US Stock Trend (June 22): Changes in the Hormuz Agreement, Thursday's PCE and Micron's Chip Direction

CN
3 hours ago
Last week's answer is temporary; this week is the real test of the pricing framework.

Written by:潮向 Research

Over the weekend, the U.S.-Iran agreement has begun to shake. On Saturday, Iran's IRGC announced the closure of the Strait of Hormuz, and on Sunday, the negotiating delegation angrily left the venue after Trump issued threats. The U.S.-Iran discussions in Switzerland are currently still on pause. U.S. stock index futures fell across the board, and geopolitical premiums began to accumulate again; the direction of negotiations is the most direct pricing variable at today's opening.

Market Performance

Last week, chip stocks were the main focus, with the Philadelphia Semiconductor Index hitting a record high on Thursday. The hawkish tone from the FOMC was overshadowed by the U.S.-Iran signing, and the S&P rose 0.9% for the week. SpaceX completed its market debut with a cumulative rise of 37%, but ended with two consecutive declines, and the $20 billion bond issuance plan was revealed, so the honeymoon period is over. Accenture plummeted 18% on Thursday, making it the worst-performing blue-chip stock last week.

Macro and Outlook

The latest status of U.S.-Iran negotiations: The Strait of Hormuz remains closed, and the Iranian delegation left the venue on Sunday in protest of Trump's threatening remarks. U.S. media reported that Iranian personnel are still in contact with the U.S., but negotiations have effectively paused. Iran's condition is for Israel to halt military actions in Lebanon, while Trump openly warned about potentially taking control of the Strait of Hormuz and threatened more severe retaliatory actions. Both sides are increasing pressure, and the progress of negotiations before today's opening is the most direct pricing variable for oil prices and energy stocks.
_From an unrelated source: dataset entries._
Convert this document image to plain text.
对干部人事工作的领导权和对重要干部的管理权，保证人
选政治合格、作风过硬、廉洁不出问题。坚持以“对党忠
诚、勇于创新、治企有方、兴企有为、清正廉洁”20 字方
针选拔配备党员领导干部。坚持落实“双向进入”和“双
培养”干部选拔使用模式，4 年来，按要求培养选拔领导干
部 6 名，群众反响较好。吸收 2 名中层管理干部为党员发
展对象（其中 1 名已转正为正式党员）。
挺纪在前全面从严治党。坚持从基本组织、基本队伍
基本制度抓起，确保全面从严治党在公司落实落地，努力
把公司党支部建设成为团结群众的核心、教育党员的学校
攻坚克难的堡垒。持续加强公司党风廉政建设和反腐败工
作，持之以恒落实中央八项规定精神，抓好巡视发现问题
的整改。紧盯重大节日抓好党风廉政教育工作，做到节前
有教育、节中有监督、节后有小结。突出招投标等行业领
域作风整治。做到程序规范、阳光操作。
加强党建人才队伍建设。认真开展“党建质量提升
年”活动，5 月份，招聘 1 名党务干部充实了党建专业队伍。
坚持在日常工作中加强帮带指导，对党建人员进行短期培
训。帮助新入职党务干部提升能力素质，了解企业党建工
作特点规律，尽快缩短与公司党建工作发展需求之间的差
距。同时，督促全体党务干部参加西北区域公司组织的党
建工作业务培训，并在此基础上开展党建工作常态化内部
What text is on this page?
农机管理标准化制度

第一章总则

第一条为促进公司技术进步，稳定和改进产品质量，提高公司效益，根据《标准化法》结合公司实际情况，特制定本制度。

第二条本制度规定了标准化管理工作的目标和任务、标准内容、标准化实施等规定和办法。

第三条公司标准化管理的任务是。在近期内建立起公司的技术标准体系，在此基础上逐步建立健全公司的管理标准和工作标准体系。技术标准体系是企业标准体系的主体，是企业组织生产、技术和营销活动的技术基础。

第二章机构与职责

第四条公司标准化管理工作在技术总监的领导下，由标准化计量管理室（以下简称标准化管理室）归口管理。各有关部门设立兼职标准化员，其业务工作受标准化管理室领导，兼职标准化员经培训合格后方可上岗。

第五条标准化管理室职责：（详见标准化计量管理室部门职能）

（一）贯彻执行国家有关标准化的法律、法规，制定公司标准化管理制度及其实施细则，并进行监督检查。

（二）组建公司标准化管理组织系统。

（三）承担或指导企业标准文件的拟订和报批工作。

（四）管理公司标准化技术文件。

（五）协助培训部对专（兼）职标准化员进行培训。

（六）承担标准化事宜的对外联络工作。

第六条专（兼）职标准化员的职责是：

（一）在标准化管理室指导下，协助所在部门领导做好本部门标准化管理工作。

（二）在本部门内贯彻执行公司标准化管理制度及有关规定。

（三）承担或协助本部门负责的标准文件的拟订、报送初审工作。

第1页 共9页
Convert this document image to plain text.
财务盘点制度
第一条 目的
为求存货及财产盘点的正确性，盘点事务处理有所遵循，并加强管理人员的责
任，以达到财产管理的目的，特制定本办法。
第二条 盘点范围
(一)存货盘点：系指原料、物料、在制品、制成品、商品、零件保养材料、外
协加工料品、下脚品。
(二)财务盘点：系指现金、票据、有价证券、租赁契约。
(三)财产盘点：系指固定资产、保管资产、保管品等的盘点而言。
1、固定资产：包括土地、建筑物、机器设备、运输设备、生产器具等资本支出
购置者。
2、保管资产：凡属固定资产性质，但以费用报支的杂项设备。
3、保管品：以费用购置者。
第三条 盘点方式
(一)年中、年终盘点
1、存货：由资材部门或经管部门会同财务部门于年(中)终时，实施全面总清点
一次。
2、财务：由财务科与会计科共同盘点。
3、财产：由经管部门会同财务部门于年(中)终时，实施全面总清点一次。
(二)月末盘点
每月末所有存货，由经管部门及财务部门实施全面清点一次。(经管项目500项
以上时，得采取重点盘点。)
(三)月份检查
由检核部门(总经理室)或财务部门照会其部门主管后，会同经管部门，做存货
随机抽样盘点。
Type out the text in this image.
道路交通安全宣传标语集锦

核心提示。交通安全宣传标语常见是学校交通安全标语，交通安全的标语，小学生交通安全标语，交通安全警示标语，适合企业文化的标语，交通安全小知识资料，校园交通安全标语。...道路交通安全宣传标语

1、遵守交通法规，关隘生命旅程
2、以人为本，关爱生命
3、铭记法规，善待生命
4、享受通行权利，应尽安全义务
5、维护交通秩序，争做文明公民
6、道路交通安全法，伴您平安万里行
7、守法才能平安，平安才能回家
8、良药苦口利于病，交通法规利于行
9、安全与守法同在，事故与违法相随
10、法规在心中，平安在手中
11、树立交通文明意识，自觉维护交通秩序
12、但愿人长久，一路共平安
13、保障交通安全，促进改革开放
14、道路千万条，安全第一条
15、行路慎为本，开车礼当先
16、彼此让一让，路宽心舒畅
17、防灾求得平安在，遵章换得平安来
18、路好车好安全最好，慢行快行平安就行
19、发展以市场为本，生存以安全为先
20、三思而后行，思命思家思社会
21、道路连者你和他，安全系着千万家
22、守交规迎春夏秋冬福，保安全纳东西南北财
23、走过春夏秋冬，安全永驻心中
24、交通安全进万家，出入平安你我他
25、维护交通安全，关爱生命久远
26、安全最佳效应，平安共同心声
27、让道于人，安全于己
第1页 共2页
On Monday, Marvell and Flex will be included in the S&P 500. The alignment of weights for most passive funds was completed before last Friday's close, and today's opening will have adjustments in remaining allocations, so pay attention to the liquidity premium of these two stocks in the first few minutes.

On Tuesday, the MSCI annual market classification review will be announced. If South Korea enters the developed market watchlist, tens of billions of passive funds will drive the semiconductor ETF; SK Hynix's ADR application is expected to receive SEC approval as early as this week, and both events will benefit in the same direction, resulting in resonance in the memory sector.

Thursday, June 25, will be the most significant day of the week, as both May PCE and Micron's earnings report will be released on the same day. Core PCE is expected to rise year-on-year from 3.3% to 3.4%, and Deutsche Bank has predicted two rate hikes totaling 50 basis points this year, with the earliest move possibly in July. If PCE data is hot, the probability of a rate hike in September will shift to consensus, endorsing the hawkish tone of Waller; if it softens, the speed of repricing expectations for rate cuts will exceed anyone's expectations.

Micron's earnings report is the most direct litmus test for AI narratives this week. Wall Street currently expects its Q3 revenue to be about $34.5 billion, EPS to be around $19.72, and gross margin to be about 81%. The annual HBM capacity has been locked in by clients until the end of 2026 and extended into early 2027. The market's main focus this time is on the visibility of HBM supplies in 2027, the ramp-up progress of HBM4 production, and whether Micron can maintain its share in NVIDIA's Vera Rubin supply chain. Micron has confirmed its inclusion as an HBM4 certified supplier for Vera Rubin, marking the largest narrative upgrade of the last quarter. Any wording regarding capacity constraints or conservative guidance will be amplified by shorts, as the Philadelphia Semiconductor Index just hit a historical high, with very low tolerance.

NVIDIA's shareholder meeting will be held in the early morning hours of Beijing time. The core focus will be on the capacity ramp-up of Blackwell and Vera; any statement below expectations will directly impact the logic of AI capital expenditures. OpenAI's GPT-5.6 is expected to debut this week, moving from model to executable agent. If its release overlaps with Micron's earnings report and NVIDIA's shareholder meeting, Thursday will be the most intense 24 hours of AI narratives this week.

On Friday, the Russell Reconstitution will take effect, and volatility in small-cap stocks will systematically increase.

Trendy Perspective

Last week's answer is temporary; this week is the real test of the pricing framework. Two lines are running simultaneously: the geopolitical line looks at whether U.S.-Iran negotiations can restart, while the AI line looks at Micron's guidance and NVIDIA's capacity. Chip stocks hit a historical high last week; whether this height can be maintained depends on the results of the two pieces of data being released on Thursday. Deutsche Bank has already surrendered to Waller, predicting a rate hike of 50 basis points within the year. If PCE once again turns out hot and Micron gives conservative guidance, the stocks that rose most sharply last week will fall the deepest this week. If both provide the answers the market wants, then the pricing framework for AI narratives will re-establish its direction, and this week's volatility will serve as an entry window.